Lost & Found: What Wasserstein Hid, New Bio Reveals

When the Pulitzer- and Tony Award-winning playwright Wendy Wasserstein – beloved for her plays “The Heidi Chronicles,” “The Sisters Rosensweig” and “Isn’t it Romantic?” – died in 2006 at age 55, Broadway dimmed its lights in her honor. Five years later, Julie Salamon’s page-turning biography “Wendy and the Lost Boys” (The Penguin Press: $29.95) sheds light on the public and private selves of this author, whose own family dramas were no less gripping than those she wrote for the stage.

The title’s reference to “Peter Pan” is apt on many levels – Wasserstein was named for J.M. Barrie’s lost boys’ surrogate mother; she also became the chronicler for a generation that didn’t want to grow up; and, throughout her life, she surrounded herself with unattainable men, companions whom she could not commit to or who, being gay, were romantically out of reach. When she was 48, Wasserstein chose to become a single mother, and the identity of the father of her child, whose premature birth she chronicled in The New Yorker, remains a secret.

Wasserstein’s life illustrates the post-immigrant Jewish experience. Her parents’ origins were like folklore from a distant past, and their drive to make it in America was manifest in their move up from Brooklyn to Manhattan. For Wasserstein and her peers, assimilation was neither a goal nor a fear – it had already been accomplished. Even though she started her schooling at the Yeshiva of Flatbush, she soon moved to Manhattan’s private Calhoun School, then on to Mount Holyoke College in Massachusetts, and, later, City University of New York for graduate work, where she was taught and mentored by Joseph Heller, and finally, to Yale School of Drama, where she earned her M.F.A. degree

For Wasserstein, who came of age in the “me decade” 1970s, the issue was identity, not religion. No doors were closed because she was Jewish; on the contrary, Wasserstein and her characters suffer from too many options – wondering whether the things they so wished for (careers) were what they really wanted after all (instead of family). The constant refrain in her work is: What was the cost of the trade-offs?

Salamon, who will speak at the Skirball on Sept. 22, was given access to Wasserstein’s papers and conducted more than 300 interviews with the playwright’s friends, family and theater associates. She has done a masterful job of reporting and weaving a narrative portrait of a woman to whom her audience felt such a personal connection that they regularly stopped her on the street to engage her in conversation.

Wasserstein’s story is also that of a tight circle of playwrights, directors, producers and actors that included Christopher Durang, Terrence McNally, Andre Bishop, Daniel Sullivan, Meryl Streep and Swoosie Kurtz, and was largely played out at Playwrights Horizon and the Vivian Beaumont Theatre at Lincoln Center.

But there is also her relationship with her notable siblings: Sandra, one of the highest-ranking Fortune 500 executives, for whom there was no glass ceiling; Bruce, the much written-about takeover specialist and billionaire investment banker; and Georgette, who ran an inn in Vermont. All of which was previously known.

However, Salamon reveals what Wasserstein wouldn’t: that her two older siblings had a different father, George Wasserstein, who died of an infection following a ruptured appendix. Wasserstein’s mother, Lola, then married George’s younger brother, Morris, a fact not mentioned to Wasserstein until she was much older. Further, Wasserstein had an older brother, Abner, who had mental deficits and was put in a group home and rarely acknowledged, much less visited, by the family. Lola was the force of nature that Wendy had to deal with, and who provided anecdotal material for friends and in her writing – but it was Lola’s secrets that Wasserstein kept off-limits.

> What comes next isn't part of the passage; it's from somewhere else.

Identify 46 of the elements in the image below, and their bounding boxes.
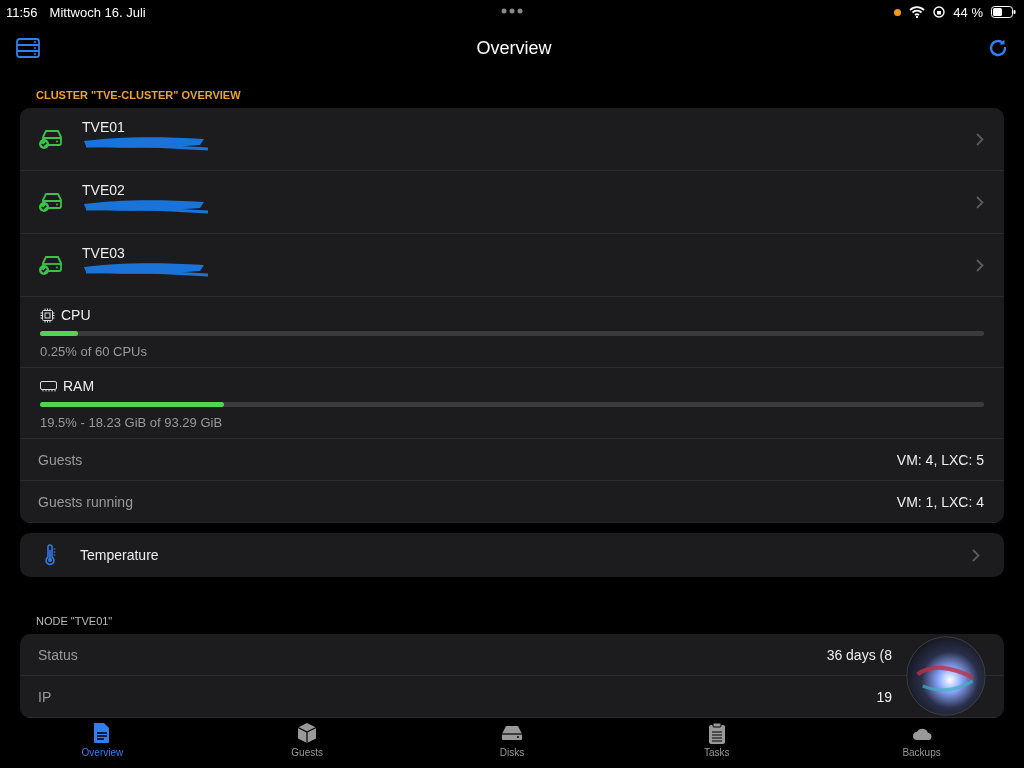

I met Wasserstein on a few occasions. She wrote the words for a comic strip that ran in New York Woman when my wife was that magazine’s publisher, and so we found ourselves at several of the magazine’s events. In my memory, she is a bit like Hagrid in “Harry Potter,” a lovable giant with a wild, thick mane of hair – that is, if Hagrid had appeared at black-tie champagne events.  When you talked to Wasserstein, you felt like there was extra oxygen in the air – smiling was inevitable.

After her death, New York Times theater critic and columnist Frank Rich wrote: “How could the most public artist in New York keep so much locked up?”

As Salamon makes clear, Wasserstein’s friends were her life, and their relationships often turned up transmuted in her work, causing friendships with Wasserstein to run hot and cold. Perhaps Wasserstein compartmentalized her friends and kept her secrets as a means of maintaining a fiction – that they lived in a Neverland of her own invention.

Peter Pan’s Wendy refuses the boy’s entreaties to stay young, instead maturing until, one day, her own daughter is visited by Peter. In “Wendy and the Lost Boys,” Salamon details the human cost of a life that will live on, on stage, but was cut far too short in real life.